Saturday, May 26, 2007

Economics 101

Rising gas prices invariably lead people to the conclusion that gas prices are high simply because oil companies have conspired to raise prices. Sometimes I worry this belief will become widespread enough to induce politicians into legislating a price fixing scheme or some system of rationing. Even if oil companies are colluding in any particular case, there's a more serious underlying problem of demand increasing faster than supply.

Although I'm not a real fan of the oil companies, I think there are some important basic pricing facts about which consciousness needs to be raised. Prices are largely being determined by supply and demand. As gas prices rise, will oil companies reap outrageous profits? Probably, but it's for the same reason a individual with basement full gold has the power to become dollar rich. (And if you force the individual to sell the gold below market prices, you can be sure it will disappear quickly.)

If it is true that demand is outstripping supply, high prices are a critical factor in maintaining the balance between demand and supply; without them shortages will ensue and long lines at the pump; in addition, high prices provide an impetus to entrepreneurs and other agents pursuing sources of alternative energy. Without the signal of rising energy prices, what will impel them to act and pursue alternatives?

Finally, if we as a society find ourselves outraged by the profits reaped by the oil companies, it's not a matter that can be solved by mandating low prices, which, again, will in all likelihood lead to shortages. It's a problem that needs to be solved by taxing oil companies or some similar measure.


"MEQUON, Wisconsin (AP) -- Motorists pulled in to Harvey Pollack's gas station, honked and gave him a thumbs-up -- because he wasn't selling any fuel.

The owner of Towne Market Mobil in this suburb north of Milwaukee shut down his pumps for 24 hours, hoping to start a movement aimed at convincing oil companies to lower their prices."

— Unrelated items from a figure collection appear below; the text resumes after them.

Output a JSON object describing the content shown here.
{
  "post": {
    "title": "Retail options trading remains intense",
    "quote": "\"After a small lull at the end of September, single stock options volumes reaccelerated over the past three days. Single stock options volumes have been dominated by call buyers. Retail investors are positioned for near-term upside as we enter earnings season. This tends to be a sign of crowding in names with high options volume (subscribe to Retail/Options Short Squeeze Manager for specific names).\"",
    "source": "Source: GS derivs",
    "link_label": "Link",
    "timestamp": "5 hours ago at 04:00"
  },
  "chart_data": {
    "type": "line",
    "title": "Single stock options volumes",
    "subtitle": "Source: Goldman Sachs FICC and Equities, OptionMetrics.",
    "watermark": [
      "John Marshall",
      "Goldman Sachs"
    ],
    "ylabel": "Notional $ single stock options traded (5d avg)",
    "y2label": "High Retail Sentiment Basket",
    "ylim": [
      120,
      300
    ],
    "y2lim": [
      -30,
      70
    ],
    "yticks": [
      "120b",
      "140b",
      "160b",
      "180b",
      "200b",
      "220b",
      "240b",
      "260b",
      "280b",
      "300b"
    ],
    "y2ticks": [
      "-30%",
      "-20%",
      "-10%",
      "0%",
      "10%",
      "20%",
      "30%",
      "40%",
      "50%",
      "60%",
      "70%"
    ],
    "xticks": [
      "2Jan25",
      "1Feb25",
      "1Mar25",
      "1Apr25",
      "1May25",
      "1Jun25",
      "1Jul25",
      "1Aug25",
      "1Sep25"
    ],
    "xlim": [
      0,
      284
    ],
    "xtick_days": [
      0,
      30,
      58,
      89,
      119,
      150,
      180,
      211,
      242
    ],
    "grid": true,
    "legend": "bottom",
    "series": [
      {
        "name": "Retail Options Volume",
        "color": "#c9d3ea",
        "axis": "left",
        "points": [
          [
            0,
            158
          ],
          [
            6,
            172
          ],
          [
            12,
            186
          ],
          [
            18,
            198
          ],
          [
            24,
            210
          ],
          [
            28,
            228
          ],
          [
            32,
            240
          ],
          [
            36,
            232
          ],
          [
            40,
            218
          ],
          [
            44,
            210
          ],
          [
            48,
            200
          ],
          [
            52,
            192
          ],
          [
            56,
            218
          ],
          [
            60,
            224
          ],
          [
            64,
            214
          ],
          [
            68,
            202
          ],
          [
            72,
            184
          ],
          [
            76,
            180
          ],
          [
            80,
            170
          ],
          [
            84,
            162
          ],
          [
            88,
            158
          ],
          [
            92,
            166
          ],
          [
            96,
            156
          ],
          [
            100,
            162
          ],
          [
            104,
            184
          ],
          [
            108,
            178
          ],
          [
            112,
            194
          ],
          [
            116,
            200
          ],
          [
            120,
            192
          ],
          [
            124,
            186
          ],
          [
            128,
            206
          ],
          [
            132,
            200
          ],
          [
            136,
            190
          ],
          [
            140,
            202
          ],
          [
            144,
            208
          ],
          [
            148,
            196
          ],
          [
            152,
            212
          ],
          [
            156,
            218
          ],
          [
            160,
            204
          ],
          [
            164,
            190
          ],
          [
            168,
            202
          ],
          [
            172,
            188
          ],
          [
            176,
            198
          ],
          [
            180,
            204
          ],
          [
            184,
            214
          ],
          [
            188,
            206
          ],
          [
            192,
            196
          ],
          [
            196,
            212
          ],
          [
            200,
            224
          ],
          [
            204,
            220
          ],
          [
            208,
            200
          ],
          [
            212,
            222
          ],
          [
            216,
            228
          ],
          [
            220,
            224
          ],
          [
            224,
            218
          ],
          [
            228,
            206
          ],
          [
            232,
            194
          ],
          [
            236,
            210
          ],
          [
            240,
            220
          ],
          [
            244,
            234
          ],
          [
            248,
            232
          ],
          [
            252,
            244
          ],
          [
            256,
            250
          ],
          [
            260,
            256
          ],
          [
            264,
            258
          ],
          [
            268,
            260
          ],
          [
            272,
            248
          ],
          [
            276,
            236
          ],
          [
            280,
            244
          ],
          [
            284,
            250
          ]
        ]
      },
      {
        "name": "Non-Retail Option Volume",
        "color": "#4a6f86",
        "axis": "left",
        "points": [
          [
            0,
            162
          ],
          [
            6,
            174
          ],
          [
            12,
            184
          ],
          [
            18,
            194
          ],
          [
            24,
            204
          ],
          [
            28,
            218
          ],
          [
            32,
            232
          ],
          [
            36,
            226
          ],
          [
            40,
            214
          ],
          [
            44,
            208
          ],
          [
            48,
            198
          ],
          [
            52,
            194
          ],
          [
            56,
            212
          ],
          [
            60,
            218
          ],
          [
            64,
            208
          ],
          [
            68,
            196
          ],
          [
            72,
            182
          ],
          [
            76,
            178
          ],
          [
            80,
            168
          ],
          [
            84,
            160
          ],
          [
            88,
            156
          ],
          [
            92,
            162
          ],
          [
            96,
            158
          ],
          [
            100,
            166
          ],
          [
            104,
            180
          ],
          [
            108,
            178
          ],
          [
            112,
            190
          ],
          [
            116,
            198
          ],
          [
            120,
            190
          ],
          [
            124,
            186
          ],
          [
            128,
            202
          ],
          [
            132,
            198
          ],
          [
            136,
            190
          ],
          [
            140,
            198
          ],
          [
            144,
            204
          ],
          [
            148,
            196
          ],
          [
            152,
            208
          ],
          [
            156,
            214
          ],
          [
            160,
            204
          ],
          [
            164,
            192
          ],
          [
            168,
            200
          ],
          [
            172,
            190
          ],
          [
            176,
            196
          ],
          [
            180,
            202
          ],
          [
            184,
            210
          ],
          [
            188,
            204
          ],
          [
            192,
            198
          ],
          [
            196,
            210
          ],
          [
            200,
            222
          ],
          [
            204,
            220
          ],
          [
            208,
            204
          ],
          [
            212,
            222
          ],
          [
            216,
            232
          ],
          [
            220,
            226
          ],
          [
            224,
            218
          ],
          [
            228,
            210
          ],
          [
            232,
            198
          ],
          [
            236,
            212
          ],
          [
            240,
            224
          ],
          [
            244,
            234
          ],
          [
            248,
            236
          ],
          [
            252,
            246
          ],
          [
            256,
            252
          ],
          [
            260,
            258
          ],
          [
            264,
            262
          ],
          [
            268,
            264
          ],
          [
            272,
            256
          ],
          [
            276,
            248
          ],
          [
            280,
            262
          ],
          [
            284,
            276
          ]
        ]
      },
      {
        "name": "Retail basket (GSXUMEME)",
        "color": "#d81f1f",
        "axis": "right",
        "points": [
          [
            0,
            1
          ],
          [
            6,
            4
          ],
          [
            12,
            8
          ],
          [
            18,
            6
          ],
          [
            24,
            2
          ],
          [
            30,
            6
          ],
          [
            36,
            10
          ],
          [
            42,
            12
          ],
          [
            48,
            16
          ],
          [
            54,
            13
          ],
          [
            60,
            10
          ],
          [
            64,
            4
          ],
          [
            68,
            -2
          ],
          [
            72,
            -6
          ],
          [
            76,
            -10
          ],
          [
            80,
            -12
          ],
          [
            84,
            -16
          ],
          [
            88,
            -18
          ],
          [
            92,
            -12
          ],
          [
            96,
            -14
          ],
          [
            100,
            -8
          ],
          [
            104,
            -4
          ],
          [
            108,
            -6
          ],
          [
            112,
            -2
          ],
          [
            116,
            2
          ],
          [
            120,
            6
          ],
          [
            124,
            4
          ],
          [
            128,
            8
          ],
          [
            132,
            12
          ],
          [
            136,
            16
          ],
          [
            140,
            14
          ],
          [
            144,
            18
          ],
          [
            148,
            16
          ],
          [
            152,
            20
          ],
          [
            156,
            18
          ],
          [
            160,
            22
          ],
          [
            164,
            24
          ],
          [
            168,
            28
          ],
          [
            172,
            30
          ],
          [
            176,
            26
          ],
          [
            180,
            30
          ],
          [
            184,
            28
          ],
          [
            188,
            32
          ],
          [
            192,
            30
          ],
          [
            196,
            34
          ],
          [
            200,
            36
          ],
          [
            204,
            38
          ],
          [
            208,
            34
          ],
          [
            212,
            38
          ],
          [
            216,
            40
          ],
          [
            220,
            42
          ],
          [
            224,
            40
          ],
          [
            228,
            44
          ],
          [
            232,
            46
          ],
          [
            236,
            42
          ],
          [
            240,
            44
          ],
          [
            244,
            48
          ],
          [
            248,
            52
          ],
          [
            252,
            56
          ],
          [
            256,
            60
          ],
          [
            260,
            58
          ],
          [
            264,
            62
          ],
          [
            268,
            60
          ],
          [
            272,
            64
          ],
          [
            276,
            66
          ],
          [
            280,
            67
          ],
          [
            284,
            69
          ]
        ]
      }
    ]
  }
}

"While gas prices seem to have spiked recently, the issues leading to this increase have been decades in the making Our nation’s refining capacity has been stagnant for thirty years, we have limited our options to increase domestic supply, and we depend more and more on foreign sources of oil that are becoming increasingly scarce because of rising demand in other countries like China and India. "

Economics in One Lesson:

"Now we cannot hold the price of any commodity below its market level without in time bringing about two consequences. The first is to increase the demand for that commodity. Because the commodity is cheaper, people are both tempted to buy, and can afford to buy, more of it. The second consequence is to reduce the supply of that commodity. Because people buy more, the accumulated supply is more quickly taken from the shelves of merchants."